Wade could not find his tongue readily.

"I must go now," she continued, and moved off the porch. Then she hesitated, and turned with a smile that was wistful and impulsive. "I--I believe we'll be good friends."

"Miss Columbine, we sure will, if I can live up to my part," replied Wade.

Her smile deepened, even while her gaze grew unconsciously penetrating. Wade felt how subtly they were drawn to each other. But she had no inkling of that.

"It takes two to make a bargain," she replied, seriously. "I've my part. Good-by."
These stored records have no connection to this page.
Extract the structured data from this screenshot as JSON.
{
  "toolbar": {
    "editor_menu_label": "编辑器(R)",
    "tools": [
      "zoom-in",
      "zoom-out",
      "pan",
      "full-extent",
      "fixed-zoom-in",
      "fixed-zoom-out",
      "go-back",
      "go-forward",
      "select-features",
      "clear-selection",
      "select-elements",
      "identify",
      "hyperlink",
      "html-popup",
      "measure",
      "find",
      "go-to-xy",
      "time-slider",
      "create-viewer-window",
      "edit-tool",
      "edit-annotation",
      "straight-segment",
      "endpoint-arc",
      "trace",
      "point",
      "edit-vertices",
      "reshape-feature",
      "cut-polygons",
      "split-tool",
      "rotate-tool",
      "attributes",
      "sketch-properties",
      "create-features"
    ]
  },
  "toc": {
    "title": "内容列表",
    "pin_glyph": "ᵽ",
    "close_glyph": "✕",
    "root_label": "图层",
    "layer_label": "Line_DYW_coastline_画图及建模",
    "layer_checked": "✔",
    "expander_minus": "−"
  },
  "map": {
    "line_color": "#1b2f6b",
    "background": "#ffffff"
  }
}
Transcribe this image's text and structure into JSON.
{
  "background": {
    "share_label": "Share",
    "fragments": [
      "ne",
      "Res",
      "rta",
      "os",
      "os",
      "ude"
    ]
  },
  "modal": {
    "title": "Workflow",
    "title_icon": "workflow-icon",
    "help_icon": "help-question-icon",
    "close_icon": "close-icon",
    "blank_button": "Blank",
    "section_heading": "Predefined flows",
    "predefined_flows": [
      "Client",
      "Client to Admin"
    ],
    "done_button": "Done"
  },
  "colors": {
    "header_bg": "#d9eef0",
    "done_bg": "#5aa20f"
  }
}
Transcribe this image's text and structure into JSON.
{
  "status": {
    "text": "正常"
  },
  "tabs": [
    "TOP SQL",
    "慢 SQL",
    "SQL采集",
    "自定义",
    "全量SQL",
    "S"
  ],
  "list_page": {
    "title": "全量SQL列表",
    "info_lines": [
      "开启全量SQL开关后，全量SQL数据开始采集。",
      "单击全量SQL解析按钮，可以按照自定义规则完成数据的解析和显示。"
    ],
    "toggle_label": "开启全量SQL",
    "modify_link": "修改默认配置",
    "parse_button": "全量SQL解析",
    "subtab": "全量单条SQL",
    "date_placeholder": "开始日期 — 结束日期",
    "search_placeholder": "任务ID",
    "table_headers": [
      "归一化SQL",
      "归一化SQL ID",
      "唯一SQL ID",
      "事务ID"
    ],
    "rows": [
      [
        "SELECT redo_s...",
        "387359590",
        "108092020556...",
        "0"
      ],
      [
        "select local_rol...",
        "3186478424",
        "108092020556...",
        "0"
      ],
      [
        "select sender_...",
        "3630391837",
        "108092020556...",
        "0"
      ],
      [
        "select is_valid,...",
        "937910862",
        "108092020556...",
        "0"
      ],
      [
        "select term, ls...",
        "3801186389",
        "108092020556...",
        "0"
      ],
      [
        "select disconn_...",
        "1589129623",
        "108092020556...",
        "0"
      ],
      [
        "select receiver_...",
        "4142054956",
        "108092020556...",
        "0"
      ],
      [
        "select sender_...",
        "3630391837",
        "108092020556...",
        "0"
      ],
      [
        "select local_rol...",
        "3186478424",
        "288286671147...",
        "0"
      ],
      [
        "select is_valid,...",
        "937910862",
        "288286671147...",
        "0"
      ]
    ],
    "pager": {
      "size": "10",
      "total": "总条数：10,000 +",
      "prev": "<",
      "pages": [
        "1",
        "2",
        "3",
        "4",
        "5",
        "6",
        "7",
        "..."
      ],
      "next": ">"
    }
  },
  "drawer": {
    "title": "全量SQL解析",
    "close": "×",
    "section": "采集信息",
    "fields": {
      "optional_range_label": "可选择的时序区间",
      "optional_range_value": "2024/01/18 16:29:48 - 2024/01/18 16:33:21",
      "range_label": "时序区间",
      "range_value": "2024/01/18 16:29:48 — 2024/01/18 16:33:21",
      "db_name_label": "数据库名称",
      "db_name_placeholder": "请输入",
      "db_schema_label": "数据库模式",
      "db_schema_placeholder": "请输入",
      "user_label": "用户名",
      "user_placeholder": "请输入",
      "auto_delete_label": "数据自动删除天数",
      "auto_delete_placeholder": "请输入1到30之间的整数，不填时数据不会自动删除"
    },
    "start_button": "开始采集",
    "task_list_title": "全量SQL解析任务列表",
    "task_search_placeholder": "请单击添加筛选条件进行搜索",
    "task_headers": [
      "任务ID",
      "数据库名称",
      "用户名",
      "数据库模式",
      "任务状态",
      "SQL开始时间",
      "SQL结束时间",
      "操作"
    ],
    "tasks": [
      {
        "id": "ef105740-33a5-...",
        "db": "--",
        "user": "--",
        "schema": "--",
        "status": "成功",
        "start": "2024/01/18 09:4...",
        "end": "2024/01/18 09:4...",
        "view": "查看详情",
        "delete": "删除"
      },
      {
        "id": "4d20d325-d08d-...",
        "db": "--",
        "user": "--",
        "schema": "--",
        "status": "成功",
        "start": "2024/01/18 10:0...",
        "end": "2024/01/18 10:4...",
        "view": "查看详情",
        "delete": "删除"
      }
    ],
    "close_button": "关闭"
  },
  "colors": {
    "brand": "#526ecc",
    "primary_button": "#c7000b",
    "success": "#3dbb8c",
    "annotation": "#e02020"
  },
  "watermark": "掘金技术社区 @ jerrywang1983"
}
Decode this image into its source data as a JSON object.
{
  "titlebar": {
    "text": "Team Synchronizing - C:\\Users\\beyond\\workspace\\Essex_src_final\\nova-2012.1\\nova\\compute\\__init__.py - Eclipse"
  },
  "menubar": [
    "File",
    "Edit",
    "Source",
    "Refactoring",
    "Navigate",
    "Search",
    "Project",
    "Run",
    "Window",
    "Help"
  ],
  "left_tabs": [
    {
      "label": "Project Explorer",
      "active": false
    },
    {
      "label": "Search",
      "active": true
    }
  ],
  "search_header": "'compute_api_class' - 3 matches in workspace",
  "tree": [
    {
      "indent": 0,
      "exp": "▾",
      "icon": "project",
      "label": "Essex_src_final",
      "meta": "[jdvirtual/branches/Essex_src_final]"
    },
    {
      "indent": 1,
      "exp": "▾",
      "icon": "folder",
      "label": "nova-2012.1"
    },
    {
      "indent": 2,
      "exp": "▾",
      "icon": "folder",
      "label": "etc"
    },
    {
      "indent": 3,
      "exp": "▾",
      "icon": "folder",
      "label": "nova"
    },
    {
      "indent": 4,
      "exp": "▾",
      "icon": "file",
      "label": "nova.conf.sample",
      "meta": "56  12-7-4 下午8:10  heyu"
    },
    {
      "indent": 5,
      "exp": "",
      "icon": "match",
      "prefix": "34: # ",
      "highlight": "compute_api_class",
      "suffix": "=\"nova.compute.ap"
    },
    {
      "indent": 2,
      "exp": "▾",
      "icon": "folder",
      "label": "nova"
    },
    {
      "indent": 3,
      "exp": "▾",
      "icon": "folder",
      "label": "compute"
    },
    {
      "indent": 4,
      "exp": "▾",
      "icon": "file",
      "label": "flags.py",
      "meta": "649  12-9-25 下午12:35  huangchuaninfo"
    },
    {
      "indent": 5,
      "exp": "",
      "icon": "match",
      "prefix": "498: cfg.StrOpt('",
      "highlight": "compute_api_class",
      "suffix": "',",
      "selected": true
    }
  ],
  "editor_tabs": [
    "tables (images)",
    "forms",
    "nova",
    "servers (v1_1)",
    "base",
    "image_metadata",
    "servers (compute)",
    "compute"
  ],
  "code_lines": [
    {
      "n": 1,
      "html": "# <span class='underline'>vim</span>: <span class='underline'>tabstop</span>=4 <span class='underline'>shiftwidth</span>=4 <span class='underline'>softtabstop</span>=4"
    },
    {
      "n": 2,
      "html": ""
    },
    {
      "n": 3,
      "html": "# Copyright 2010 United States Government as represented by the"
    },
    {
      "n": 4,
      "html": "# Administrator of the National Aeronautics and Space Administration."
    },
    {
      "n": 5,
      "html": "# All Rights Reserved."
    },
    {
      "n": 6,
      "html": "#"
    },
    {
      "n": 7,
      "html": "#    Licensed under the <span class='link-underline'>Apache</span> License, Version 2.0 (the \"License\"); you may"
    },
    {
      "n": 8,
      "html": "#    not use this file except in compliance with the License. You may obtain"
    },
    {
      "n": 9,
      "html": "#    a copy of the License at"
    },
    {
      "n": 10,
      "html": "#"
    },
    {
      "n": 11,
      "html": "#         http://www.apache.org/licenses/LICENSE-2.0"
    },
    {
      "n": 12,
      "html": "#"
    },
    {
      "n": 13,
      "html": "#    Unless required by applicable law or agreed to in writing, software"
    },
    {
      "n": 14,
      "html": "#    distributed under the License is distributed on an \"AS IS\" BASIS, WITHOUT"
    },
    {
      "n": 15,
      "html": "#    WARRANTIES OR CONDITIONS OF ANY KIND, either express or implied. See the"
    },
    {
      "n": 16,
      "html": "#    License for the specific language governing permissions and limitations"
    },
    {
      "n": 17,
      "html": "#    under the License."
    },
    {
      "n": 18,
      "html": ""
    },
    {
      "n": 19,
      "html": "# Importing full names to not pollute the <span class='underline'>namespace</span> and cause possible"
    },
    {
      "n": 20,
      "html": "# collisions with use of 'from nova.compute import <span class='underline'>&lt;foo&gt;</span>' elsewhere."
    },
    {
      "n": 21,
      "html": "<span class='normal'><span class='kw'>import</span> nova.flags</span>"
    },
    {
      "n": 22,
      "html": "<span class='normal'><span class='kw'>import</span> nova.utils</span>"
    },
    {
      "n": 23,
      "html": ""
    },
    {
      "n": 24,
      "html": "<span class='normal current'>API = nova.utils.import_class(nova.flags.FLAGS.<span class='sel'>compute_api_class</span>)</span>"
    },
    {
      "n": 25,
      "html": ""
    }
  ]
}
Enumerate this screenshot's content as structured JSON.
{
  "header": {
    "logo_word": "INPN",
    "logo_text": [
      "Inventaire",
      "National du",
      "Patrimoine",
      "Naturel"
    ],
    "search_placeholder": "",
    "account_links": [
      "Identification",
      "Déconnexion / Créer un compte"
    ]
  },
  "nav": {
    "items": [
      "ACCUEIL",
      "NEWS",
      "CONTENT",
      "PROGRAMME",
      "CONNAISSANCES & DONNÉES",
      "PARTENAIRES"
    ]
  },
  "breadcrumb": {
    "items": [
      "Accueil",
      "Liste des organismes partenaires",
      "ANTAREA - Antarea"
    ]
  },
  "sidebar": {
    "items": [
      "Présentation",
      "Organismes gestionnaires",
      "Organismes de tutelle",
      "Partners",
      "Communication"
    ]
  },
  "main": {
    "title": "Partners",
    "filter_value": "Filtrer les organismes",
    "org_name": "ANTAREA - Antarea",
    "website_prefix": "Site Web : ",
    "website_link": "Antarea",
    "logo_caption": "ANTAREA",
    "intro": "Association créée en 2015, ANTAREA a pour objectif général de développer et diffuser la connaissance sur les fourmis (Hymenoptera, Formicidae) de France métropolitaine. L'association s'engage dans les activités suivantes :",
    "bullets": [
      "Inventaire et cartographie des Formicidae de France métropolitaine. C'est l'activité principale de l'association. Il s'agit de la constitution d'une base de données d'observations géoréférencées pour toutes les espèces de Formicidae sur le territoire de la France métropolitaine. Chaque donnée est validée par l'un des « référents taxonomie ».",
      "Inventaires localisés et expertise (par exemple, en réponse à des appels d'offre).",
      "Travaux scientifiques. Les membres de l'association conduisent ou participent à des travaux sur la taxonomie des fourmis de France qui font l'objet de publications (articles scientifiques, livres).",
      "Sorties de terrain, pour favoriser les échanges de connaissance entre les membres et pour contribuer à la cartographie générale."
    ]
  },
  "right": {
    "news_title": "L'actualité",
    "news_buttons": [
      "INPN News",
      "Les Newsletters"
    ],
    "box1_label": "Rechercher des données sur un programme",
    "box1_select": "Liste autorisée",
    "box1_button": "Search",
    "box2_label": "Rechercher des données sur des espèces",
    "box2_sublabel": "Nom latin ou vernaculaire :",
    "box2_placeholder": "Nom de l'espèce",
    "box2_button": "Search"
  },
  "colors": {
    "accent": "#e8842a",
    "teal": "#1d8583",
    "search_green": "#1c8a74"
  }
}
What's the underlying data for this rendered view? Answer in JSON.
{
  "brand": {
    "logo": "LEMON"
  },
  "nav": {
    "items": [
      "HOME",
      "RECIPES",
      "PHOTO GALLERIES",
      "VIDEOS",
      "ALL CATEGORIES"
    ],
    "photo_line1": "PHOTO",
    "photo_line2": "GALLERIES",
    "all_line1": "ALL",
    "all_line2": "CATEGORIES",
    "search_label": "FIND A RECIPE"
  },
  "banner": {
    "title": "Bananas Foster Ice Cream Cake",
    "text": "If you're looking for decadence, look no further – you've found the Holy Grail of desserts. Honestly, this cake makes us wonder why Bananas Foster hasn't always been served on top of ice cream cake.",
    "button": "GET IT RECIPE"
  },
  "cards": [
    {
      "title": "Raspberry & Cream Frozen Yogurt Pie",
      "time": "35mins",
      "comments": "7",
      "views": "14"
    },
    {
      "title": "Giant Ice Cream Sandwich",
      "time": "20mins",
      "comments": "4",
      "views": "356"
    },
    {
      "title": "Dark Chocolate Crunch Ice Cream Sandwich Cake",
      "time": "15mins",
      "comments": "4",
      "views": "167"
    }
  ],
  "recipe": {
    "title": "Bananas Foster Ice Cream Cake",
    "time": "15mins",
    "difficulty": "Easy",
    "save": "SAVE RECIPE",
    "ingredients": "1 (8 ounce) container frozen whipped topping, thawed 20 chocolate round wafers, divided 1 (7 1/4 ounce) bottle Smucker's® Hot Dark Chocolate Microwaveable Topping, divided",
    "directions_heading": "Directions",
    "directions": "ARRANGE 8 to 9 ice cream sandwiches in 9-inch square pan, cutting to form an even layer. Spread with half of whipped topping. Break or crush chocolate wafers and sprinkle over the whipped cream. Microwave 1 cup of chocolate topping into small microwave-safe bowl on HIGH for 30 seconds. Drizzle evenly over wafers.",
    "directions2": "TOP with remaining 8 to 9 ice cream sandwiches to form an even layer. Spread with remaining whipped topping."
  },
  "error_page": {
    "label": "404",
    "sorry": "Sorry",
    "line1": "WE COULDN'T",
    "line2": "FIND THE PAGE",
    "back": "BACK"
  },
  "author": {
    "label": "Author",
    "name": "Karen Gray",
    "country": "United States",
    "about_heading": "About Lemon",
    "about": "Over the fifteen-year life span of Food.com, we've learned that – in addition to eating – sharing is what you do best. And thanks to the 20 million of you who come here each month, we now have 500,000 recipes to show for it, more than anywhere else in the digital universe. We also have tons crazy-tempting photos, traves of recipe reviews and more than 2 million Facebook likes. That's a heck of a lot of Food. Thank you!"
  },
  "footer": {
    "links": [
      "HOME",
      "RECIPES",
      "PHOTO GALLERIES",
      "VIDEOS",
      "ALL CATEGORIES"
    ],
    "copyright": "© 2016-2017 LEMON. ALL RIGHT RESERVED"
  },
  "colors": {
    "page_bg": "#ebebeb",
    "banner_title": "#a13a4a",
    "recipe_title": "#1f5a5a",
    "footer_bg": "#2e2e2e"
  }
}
Wade watched her lithe stride, and as she drew away the restraint he had put upon himself loosened. When she disappeared his feeling burst all bounds. Dragging the dogs inside, he closed the door. Then, like one broken and spent, he fell face against the wall, with the hoarsely whispered words, "I'm thankin' God!"





CHAPTER VI

September's glory of gold and red and purple began to fade with the autumnal equinox. It rained enough to soak the frost-bitten leaves, and then the mountain winds sent them flying and fluttering and scurrying to carpet the dells and spot the pools in the brooks and color the trails.